Working for whales, dolphins and porpoises worldwide

CSI Photo Gallery


Risso's Dolphin

(Grampus griseus)

Risso's dolphins, like this older pair near Massachusetts, USA, are often called "grampus". Coloring is variable, but generally they are gray at birth, turn brown as immatures, and fade to light gray as adults. Their dorsal fins usually remain dark, clear of the many scars most individuals acquire as they age. Those distinctive scars may come from their squid prey, or perhaps tooth rakes made by other Risso's, but other dolphin species have been seen to rake Risso's dolphins as well.

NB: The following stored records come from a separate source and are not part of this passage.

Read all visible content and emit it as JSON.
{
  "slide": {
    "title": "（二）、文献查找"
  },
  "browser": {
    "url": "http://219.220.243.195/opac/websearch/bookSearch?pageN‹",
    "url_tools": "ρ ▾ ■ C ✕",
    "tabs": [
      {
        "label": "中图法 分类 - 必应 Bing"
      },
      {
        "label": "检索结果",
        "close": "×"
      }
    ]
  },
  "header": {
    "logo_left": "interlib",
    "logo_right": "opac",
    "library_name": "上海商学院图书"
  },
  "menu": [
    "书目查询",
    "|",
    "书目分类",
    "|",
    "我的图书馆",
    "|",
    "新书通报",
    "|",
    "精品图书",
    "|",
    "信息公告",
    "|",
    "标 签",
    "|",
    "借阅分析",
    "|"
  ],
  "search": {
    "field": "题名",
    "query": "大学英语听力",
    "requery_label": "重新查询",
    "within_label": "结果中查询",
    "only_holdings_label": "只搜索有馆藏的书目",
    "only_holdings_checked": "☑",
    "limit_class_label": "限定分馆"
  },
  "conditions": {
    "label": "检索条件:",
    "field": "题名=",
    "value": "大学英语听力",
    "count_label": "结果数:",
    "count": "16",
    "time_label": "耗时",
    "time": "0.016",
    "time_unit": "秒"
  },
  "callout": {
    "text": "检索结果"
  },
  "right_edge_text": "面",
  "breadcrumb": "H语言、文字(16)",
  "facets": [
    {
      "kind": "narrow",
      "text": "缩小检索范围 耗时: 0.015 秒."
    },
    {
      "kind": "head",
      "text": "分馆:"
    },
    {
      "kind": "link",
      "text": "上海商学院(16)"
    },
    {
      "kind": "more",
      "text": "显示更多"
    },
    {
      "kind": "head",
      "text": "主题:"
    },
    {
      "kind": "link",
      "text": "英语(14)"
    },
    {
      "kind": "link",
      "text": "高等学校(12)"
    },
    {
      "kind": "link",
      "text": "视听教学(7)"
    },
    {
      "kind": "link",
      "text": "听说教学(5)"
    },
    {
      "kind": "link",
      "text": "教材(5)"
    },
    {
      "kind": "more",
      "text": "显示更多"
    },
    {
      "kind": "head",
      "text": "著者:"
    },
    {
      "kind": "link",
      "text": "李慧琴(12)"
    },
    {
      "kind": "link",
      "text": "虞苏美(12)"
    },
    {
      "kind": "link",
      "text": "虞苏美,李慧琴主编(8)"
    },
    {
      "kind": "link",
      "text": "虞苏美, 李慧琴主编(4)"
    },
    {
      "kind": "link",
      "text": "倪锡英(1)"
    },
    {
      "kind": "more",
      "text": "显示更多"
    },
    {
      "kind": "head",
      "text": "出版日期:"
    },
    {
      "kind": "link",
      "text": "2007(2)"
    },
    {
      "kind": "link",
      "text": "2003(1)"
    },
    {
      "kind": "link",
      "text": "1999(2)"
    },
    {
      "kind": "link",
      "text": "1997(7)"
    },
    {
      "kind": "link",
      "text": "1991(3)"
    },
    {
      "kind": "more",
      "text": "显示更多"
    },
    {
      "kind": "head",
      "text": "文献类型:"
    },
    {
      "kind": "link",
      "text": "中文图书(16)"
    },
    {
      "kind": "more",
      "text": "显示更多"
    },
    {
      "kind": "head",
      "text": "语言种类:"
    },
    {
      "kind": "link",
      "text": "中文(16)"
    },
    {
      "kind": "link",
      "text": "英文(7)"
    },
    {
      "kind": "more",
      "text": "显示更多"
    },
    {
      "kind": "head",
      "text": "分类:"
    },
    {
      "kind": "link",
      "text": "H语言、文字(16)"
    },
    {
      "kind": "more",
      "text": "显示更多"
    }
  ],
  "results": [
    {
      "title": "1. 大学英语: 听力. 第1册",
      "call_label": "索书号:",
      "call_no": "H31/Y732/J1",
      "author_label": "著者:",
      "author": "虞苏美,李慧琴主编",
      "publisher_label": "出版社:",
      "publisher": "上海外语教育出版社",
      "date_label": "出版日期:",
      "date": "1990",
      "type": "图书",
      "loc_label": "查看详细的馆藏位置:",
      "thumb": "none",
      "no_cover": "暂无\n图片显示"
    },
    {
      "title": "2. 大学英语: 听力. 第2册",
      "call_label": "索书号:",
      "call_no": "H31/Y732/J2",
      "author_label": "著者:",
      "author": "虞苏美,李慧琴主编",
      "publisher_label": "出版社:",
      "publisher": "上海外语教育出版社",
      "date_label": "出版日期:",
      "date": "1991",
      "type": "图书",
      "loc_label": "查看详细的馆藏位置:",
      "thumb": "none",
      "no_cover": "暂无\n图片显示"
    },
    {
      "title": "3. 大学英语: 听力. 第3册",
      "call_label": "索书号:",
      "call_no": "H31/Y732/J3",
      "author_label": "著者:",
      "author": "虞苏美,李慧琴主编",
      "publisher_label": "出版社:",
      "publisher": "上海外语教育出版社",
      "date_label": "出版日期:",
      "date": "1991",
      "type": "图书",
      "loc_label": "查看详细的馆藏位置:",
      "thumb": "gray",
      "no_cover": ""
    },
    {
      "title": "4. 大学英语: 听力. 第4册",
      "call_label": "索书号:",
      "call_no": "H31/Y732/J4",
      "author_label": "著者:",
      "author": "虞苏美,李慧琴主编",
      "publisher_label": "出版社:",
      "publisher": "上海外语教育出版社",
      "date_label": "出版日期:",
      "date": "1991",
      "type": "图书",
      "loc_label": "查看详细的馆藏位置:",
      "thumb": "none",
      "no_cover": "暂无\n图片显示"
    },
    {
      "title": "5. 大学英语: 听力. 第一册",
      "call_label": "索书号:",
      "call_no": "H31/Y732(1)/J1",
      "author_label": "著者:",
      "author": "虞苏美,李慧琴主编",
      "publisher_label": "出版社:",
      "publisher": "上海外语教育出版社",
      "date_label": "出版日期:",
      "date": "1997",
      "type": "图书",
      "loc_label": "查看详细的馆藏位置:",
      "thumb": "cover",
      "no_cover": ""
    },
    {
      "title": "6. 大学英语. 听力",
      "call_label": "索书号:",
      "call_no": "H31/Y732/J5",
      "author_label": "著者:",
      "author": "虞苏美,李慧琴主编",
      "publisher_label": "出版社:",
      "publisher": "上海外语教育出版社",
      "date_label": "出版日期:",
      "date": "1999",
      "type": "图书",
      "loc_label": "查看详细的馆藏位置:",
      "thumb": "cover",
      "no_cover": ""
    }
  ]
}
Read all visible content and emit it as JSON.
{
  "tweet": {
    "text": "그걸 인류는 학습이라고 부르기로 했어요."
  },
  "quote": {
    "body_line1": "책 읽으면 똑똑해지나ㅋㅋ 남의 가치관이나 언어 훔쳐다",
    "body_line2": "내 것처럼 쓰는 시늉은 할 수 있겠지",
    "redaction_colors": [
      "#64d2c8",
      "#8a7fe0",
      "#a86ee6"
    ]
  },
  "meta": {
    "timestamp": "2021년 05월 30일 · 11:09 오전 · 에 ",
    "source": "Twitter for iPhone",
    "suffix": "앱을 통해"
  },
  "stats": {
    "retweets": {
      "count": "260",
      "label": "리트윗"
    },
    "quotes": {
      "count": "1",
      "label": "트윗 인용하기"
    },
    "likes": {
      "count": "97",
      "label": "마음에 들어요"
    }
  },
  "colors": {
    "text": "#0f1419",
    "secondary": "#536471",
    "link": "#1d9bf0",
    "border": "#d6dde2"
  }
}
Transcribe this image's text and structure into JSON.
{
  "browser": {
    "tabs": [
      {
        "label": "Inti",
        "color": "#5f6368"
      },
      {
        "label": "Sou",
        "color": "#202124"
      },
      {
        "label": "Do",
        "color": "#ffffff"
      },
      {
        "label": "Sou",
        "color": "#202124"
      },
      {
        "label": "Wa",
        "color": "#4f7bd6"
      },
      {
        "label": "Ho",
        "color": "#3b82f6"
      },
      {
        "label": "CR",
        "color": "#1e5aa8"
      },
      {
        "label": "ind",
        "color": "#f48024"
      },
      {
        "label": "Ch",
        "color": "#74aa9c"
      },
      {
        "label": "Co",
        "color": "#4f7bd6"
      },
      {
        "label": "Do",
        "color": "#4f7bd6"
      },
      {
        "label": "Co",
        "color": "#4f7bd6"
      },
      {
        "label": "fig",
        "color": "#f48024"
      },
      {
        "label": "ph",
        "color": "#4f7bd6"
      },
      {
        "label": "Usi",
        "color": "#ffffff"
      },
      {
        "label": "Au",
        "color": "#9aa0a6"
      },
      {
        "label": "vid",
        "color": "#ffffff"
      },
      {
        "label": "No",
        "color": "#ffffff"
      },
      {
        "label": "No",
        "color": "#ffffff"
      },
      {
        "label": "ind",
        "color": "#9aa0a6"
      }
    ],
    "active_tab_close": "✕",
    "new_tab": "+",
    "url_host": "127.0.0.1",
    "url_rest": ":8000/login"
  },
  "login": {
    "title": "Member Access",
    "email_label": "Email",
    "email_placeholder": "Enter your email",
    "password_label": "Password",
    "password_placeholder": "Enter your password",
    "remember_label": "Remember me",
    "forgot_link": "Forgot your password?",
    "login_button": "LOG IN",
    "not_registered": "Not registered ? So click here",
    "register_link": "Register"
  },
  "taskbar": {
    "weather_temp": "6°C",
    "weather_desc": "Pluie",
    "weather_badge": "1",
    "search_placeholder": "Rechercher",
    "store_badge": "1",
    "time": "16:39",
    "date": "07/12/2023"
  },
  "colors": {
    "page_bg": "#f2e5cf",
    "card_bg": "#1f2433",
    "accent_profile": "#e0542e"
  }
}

While Risso's dolphins may scar each other for social reasons, for example to establish dominance, why do other species also do it? Sometimes groups forage spread out in a line, searching for prey near the surface. When one dolphin in the line finds food will all the dolphins have a share, or do the dominant ones eat first?
Gg93211pair
These adult Risso's dolphins, swimming near the Outer Hebrides, Scotland, here show the species' characteristic blunt head, scarring, and the white forehead of older dolphins. Groups of 12 to 40, with occasional aggregations from 100 to more than 1000, are found in all marine waters, except the Black Sea, with surface temperatures of 50-82°F (10-28°C). Their favorite prey seem to be squid, and favorable hunting may keep them seasonally or locally over steep and fairly deep shelf waters. Growing to up to 12 feet 6 inches (3.66 m) long, the Risso's dolphin has a lifespan of more than 30 years. (Photo courtesy Colin D. MacLeod, UK.)